Said Bo Ryall, executive director of the Arkansas Hospital Association: “Hospitals have recognized that hospitalization can be a very stressful experience, and hospitals have recognized that customer service and hospitality can alleviate the stress for the patient and the family and reduces the stress on hospital staff. It helps to have overall a better patient experience and patient outcome.”
Nancy Foster, vice president for quality and patient safety policy at the American Hospital Association, pointed to research indicating that patients who are comfortable and feel cared for will recover faster, “which, of course, is what we all want.”
The move by hospitals to private rooms, for example, is not just a function of patient comfort. In 2006, the Facilities Guidelines Institute, a nonprofit, and the American Institute of Architects’ Academy of Architecture for Health, published new guidelines calling for single-patient rooms as a standard in any new hospital. Among the reasons was an effort to prevent spread of infections.

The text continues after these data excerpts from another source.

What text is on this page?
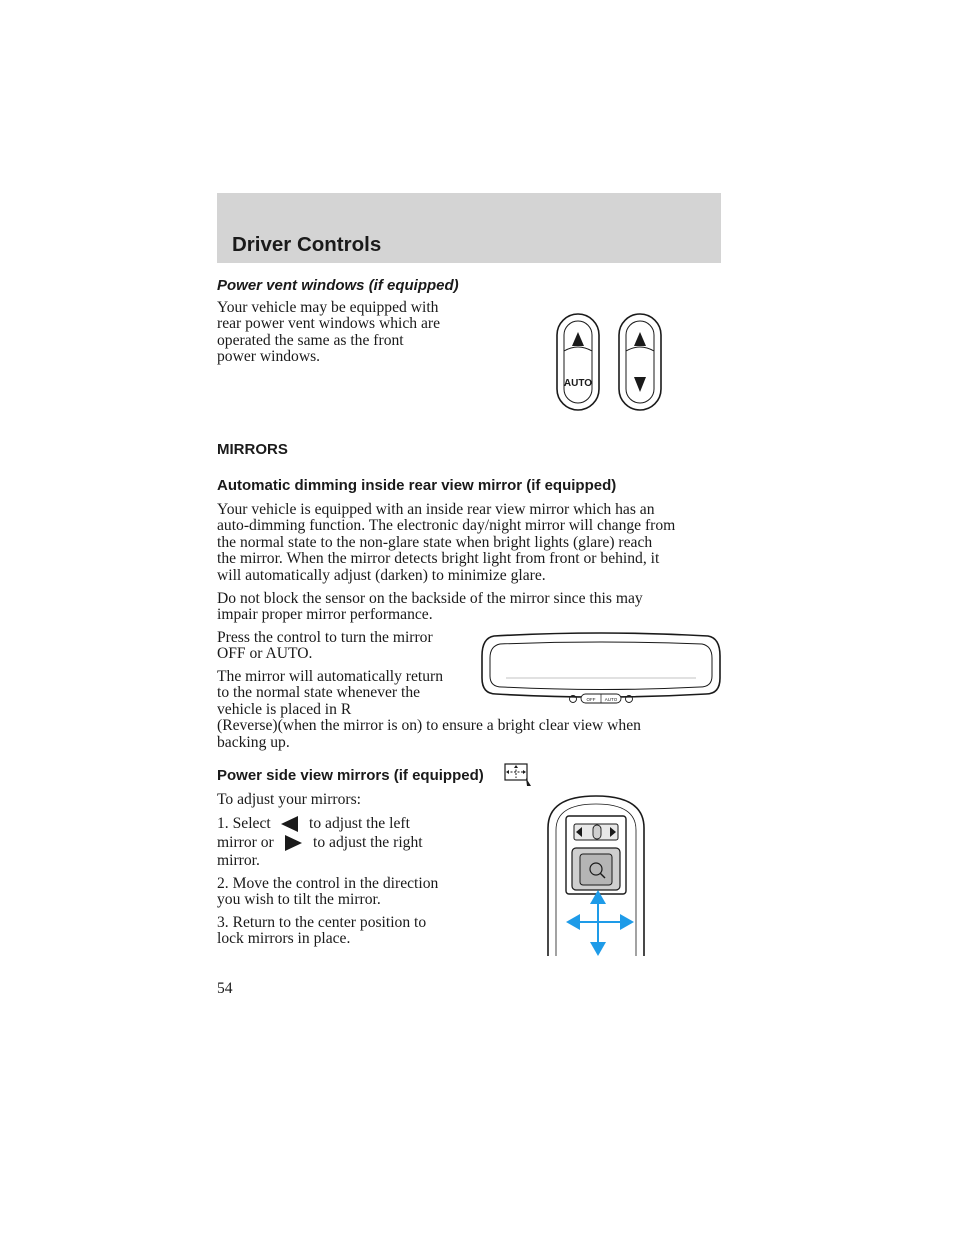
Driver Controls
Power vent windows (if equipped)
Your vehicle may be equipped with
rear power vent windows which are
operated the same as the front
power windows.
AUTO
MIRRORS
Automatic dimming inside rear view mirror (if equipped)
Your vehicle is equipped with an inside rear view mirror which has an
auto-dimming function. The electronic day/night mirror will change from
the normal state to the non-glare state when bright lights (glare) reach
the mirror. When the mirror detects bright light from front or behind, it
will automatically adjust (darken) to minimize glare.
Do not block the sensor on the backside of the mirror since this may
impair proper mirror performance.
Press the control to turn the mirror
OFF or AUTO.
The mirror will automatically return
to the normal state whenever the
vehicle is placed in R
(Reverse)(when the mirror is on) to ensure a bright clear view when
backing up.
OFF AUTO
Power side view mirrors (if equipped)
To adjust your mirrors:
1. Select to adjust the left
mirror or	to adjust the right
mirror.
2. Move the control in the direction
you wish to tilt the mirror.
3. Return to the center position to
lock mirrors in place.
54
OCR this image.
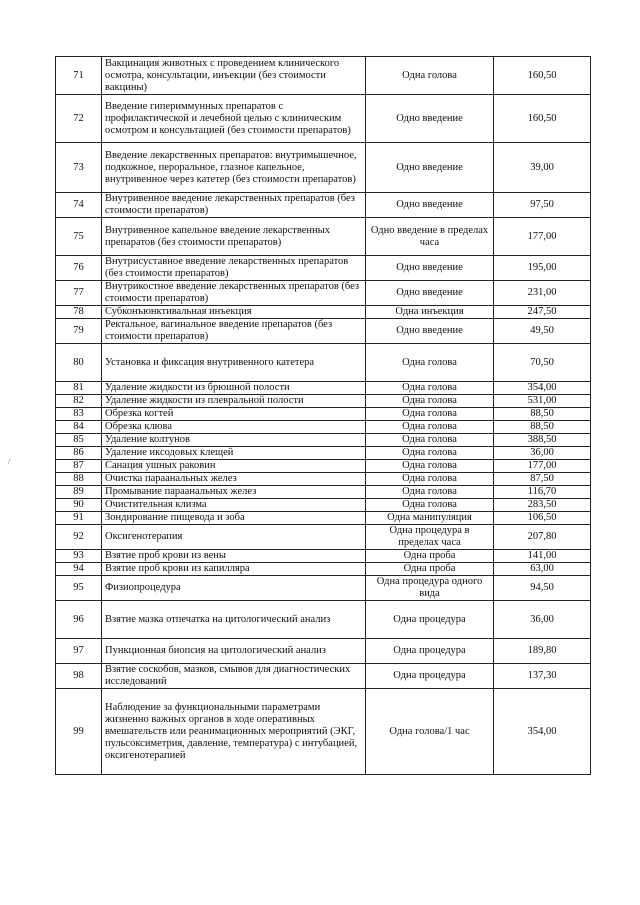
/
71	Вакцинация животных с проведением клинического осмотра, консультации, инъекции (без стоимости вакцины)	Одна голова	160,50
72	Введение гипериммунных препаратов с профилактической и лечебной целью с клиническим осмотром и консультацией (без стоимости препаратов)	Одно введение	160,50
73	Введение лекарственных препаратов: внутримышечное, подкожное, пероральное, глазное капельное, внутривенное через катетер (без стоимости препаратов)	Одно введение	39,00
74	Внутривенное введение лекарственных препаратов (без стоимости препаратов)	Одно введение	97,50
75	Внутривенное капельное введение лекарственных препаратов (без стоимости препаратов)	Одно введение в пределах часа	177,00
76	Внутрисуставное введение лекарственных препаратов (без стоимости препаратов)	Одно введение	195,00
77	Внутрикостное введение лекарственных препаратов (без стоимости препаратов)	Одно введение	231,00
78	Субконъюнктивальная инъекция	Одна инъекция	247,50
79	Ректальное, вагинальное введение препаратов (без стоимости препаратов)	Одно введение	49,50
80	Установка и фиксация внутривенного катетера	Одна голова	70,50
81	Удаление жидкости из брюшной полости	Одна голова	354,00
82	Удаление жидкости из плевральной полости	Одна голова	531,00
83	Обрезка когтей	Одна голова	88,50
84	Обрезка клюва	Одна голова	88,50
85	Удаление колтунов	Одна голова	388,50
86	Удаление иксодовых клещей	Одна голова	36,00
87	Санация ушных раковин	Одна голова	177,00
88	Очистка параанальных желез	Одна голова	87,50
89	Промывание параанальных желез	Одна голова	116,70
90	Очистительная клизма	Одна голова	283,50
91	Зондирование пищевода и зоба	Одна манипуляция	106,50
92	Оксигенотерапия	Одна процедура в пределах часа	207,80
93	Взятие проб крови из вены	Одна проба	141,00
94	Взятие проб крови из капилляра	Одна проба	63,00
95	Физиопроцедура	Одна процедура одного вида	94,50
96	Взятие мазка отпечатка на цитологический анализ	Одна процедура	36,00
97	Пункционная биопсия на цитологический анализ	Одна процедура	189,80
98	Взятие соскобов, мазков, смывов для диагностических исследований	Одна процедура	137,30
99	Наблюдение за функциональными параметрами жизненно важных органов в ходе оперативных вмешательств или реанимационных мероприятий (ЭКГ, пульсоксиметрия, давление, температура) с интубацией, оксигенотерапией	Одна голова/1 час	354,00
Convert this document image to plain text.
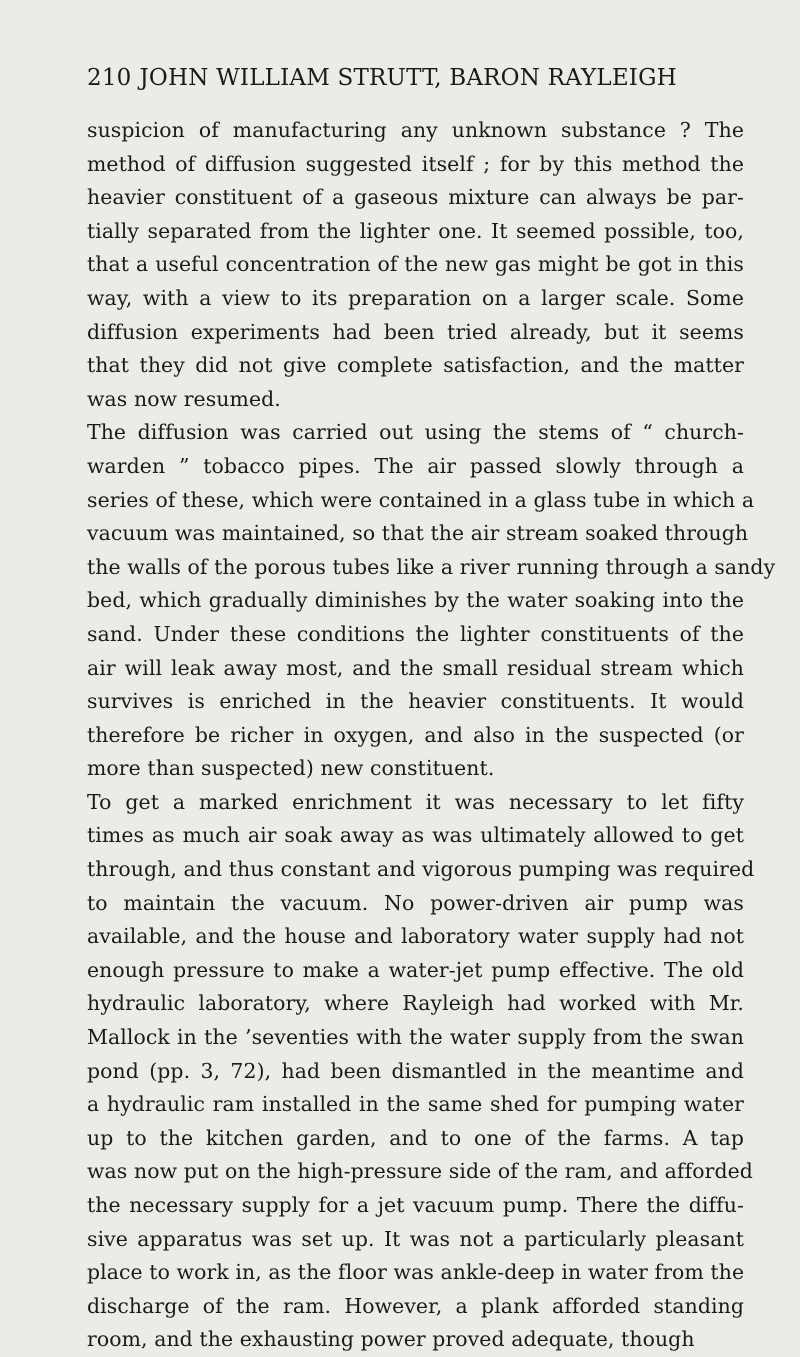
210 JOHN WILLIAM STRUTT, BARON RAYLEIGH

suspicion of manufacturing any unknown substance ? The
method of diffusion suggested itself ; for by this method the
heavier constituent of a gaseous mixture can always be par-
tially separated from the lighter one. It seemed possible, too,
that a useful concentration of the new gas might be got in this
way, with a view to its preparation on a larger scale. Some
diffusion experiments had been tried already, but it seems
that they did not give complete satisfaction, and the matter
was now resumed.

The diffusion was carried out using the stems of “ church-
warden ” tobacco pipes. The air passed slowly through a
series of these, which were contained in a glass tube in which a
vacuum was maintained, so that the air stream soaked through
the walls of the porous tubes like a river running through a sandy
bed, which gradually diminishes by the water soaking into the
sand. Under these conditions the lighter constituents of the
air will leak away most, and the small residual stream which
survives is enriched in the heavier constituents. It would
therefore be richer in oxygen, and also in the suspected (or
more than suspected) new constituent.

To get a marked enrichment it was necessary to let fifty
times as much air soak away as was ultimately allowed to get
through, and thus constant and vigorous pumping was required
to maintain the vacuum. No power-driven air pump was
available, and the house and laboratory water supply had not
enough pressure to make a water-jet pump effective. The old
hydraulic laboratory, where Rayleigh had worked with Mr.
Mallock in the ’seventies with the water supply from the swan
pond (pp. 3, 72), had been dismantled in the meantime and
a hydraulic ram installed in the same shed for pumping water
up to the kitchen garden, and to one of the farms. A tap
was now put on the high-pressure side of the ram, and afforded
the necessary supply for a jet vacuum pump. There the diffu-
sive apparatus was set up. It was not a particularly pleasant
place to work in, as the floor was ankle-deep in water from the
discharge of the ram. However, a plank afforded standing
room, and the exhausting power proved adequate, though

In addition, HIPAA guidelines, which include strict privacy rules, were an argument for hospitals to move to single-patient rooms. As Townsend said, it’s impossible chat privately “in a room where patients are separated by a curtain.”
Customer Satisfaction
The adoption by hospitals of the HCAHPS Survey has been the third catalyst leading to greater emphasis on amenities for patients and families. Among the criteria the survey lists are perceptions about communication with doctors and nurses, the responsiveness of the hospital staff, the cleanliness of the hospital, an overall rating and whether the patient would recommend the hospital.
The survey has led to attention being paid “to some of the critical aspects of care in ways that we weren’t able to [measure] before,” said Foster, of the American Hospital Association. “Now, we have not only a sense of how well we are doing in each one of our hospitals but also who’s doing it better.”
“How we meet our patients’ expectations has become a vibrant part of the conversation in hospitals,” Foster said. “And now that we can measure how well we’re doing and try different things to see if we can improve, there’s a lot of activity underway.”
With patient satisfaction scores helping determine hospital reimbursements for Medicare, ensuring that the patient experience is positive assumes even greater importance.
“For the first time, Medicare has a reward and a penalty system for patient experience,” said Aduddell, of St. Vincent. “Those results are being reported publicly. That, too, is pushing people to make sure that patient experience is as positive as possible.”
And, of course, the reach of the Internet also has led to increased emphasis on ratings. Hospitals’ HCAHPS scores are readily available at Medicare.gov/HospitalCompare.
“People are on Facebook; they’re on Twitter,” said Aduddell.
“They’re reading and doing searches to find out about you, and they’re looking at comments that people are making. So if the comments that are out there, if the information that they can find when they search for you is positive, that’s obviously going to be positive. And if it’s negative, that too could have an impact. We obviously want to have a positive story out there.”